History of the Portland Women’s Movement: Fighting for Ideas and Dollars

photo by Jeff Schaefer

photo by Jeff Schaefer

By Sandy Polishuk

In May, History of Social Justice Organizing will present part three of its History of the Portland Women’s Movement: Fighting for Ideas and Dollars

Join us on at 7pm on Thursday, May 22nd at Portland State University in the second floor gallery of the Urban Affairs Building, 506 SW Mill Street, for a panel discussion. We’ll be covering the origins of Women’s Studies at PSU and a suit for equity for women faculty in the Oregon higher education system.

Ten years before gaining official recognition as a program, female students and professors met to plan and implement the inclusion of Women’s Studies courses at Portland State University. They held an event in the school’s ballroom and began offering ad hoc classes., later hiring a coordinator. Eventually Women’s Studies became an official program and then a department offering a major.
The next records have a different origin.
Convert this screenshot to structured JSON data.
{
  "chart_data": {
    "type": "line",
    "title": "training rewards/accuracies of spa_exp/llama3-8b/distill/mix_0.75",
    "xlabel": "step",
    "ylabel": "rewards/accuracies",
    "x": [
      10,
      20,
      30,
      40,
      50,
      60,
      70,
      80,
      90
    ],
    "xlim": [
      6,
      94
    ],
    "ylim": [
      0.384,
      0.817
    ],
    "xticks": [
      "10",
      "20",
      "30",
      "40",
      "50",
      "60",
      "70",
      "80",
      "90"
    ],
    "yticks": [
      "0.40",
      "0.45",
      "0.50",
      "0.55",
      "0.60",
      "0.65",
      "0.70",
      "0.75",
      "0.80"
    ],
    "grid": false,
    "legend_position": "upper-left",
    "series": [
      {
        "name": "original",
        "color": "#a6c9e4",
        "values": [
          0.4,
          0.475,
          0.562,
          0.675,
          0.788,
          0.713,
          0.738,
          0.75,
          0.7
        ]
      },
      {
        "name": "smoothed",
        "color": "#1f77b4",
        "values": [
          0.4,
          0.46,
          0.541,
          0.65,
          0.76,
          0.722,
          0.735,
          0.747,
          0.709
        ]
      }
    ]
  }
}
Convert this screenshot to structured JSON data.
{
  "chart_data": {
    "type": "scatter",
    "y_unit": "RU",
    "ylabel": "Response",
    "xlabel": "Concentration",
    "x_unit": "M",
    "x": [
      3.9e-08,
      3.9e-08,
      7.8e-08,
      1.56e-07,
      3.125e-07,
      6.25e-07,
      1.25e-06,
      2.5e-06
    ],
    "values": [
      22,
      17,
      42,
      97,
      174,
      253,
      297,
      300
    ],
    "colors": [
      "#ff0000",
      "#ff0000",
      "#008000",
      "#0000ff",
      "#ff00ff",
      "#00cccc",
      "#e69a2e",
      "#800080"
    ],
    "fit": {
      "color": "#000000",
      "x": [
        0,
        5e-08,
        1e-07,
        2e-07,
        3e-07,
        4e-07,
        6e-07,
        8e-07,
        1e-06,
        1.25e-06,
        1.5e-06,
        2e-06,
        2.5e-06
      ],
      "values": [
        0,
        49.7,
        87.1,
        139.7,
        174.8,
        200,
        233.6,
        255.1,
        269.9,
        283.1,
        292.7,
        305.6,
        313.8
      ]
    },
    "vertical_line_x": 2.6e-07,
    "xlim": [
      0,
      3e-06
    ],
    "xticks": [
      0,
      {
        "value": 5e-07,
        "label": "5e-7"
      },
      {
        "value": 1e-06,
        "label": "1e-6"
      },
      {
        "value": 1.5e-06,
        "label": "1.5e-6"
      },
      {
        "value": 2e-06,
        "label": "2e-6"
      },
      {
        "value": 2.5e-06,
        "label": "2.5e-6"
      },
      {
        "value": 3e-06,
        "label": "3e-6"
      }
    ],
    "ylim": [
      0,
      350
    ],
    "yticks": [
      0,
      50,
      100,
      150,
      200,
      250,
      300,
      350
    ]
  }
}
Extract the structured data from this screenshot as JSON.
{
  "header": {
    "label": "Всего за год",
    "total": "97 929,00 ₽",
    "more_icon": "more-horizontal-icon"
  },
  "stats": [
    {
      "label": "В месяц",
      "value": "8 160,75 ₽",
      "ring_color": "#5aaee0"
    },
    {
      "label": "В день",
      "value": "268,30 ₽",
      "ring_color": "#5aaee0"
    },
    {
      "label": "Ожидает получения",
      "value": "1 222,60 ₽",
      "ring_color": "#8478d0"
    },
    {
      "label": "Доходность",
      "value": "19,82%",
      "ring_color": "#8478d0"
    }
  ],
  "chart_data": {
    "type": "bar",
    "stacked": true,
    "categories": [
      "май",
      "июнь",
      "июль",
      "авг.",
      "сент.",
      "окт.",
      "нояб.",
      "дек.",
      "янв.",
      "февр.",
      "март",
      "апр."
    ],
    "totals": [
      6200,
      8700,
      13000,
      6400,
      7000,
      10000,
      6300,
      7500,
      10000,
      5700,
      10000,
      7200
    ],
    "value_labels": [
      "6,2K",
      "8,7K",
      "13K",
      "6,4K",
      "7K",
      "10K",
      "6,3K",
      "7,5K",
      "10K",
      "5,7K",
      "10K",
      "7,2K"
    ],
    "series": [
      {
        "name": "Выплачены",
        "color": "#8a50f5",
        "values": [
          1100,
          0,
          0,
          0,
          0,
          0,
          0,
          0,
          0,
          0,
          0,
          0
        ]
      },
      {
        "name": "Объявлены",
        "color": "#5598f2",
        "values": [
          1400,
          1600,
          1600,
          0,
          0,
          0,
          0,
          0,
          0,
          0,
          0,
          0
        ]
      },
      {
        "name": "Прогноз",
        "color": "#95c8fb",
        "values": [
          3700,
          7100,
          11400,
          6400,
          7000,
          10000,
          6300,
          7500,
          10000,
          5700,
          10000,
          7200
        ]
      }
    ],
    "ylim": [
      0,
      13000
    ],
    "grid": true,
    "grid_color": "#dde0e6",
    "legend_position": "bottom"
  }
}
In 1980, 22 Oregon women faculty members filed Penk, et al. v. Oregon State Board of Higher Education alleging sex discrimination in pay, promotion, and treatment in violation of Title VII of the Civil Rights Act of 1964. Though the case lost in court, it sparked the Oregon legislature to ultimately pass a law against discrimination in its institutions of higher education.

Panelists

Julia M. Allen participated as a graduate student in the development of the Women’s Studies Program at Portland State during the early to mid 1970s. She taught Introduction to Women’s Studies and developed a course in feminist critical theory as well. She went on to serve as a member of the faculty at Sonoma State University, where she developed courses focused on rhetoric and social movements.

Nona Glazer, Professor Emerita, Sociology Dept., was a co-founder of the Women’s Studies Program at PSU. Many of her publications address women’s unwaged labor, and its use by capitalist firms to reduce their wage costs in health care delivery and retailing. Other work is on curriculum integration with her naïve expectation that gender, class and ethnicity would quickly become part of all university curricula rather than being lodged mainly in special “studies” programs. She was a plaintiff in Penk et al vs. the Oregon State Board of Higher Education.

Marjorie Burns was a witness for Penk vs. the Oregon State Board of Higher Education.  Though she has published on women studies and testified about women’s issues in both California and Oregon, her main area of expertise is nineteenth-century British literature.   She was on the faculty of Portland State University for thirty-seven years and is now a  professor emerita.

JoAnn Reynolds was associate counsel with Don Willner, in the Penk case, which was tried from September 1984 to June 1985. She now specializes in family law, representing clients in divorce, parenting, support, property division and other family matters. She is Of Counsel to Yates, Matthews & Eaton, P.C., in Portland. Previously, she was an associate, then partner, with the Willner, Bennett firm.

History of Social Justice Organizing is an ongoing series of presentations by activists and scholars on a wide variety of social justice organizing topics in Portland and elsewhere. This program is co-sponsored by the Center for Women, Politics & Policy whose mission is to increase women’s leadership in public policy through targeted teaching and community service programs.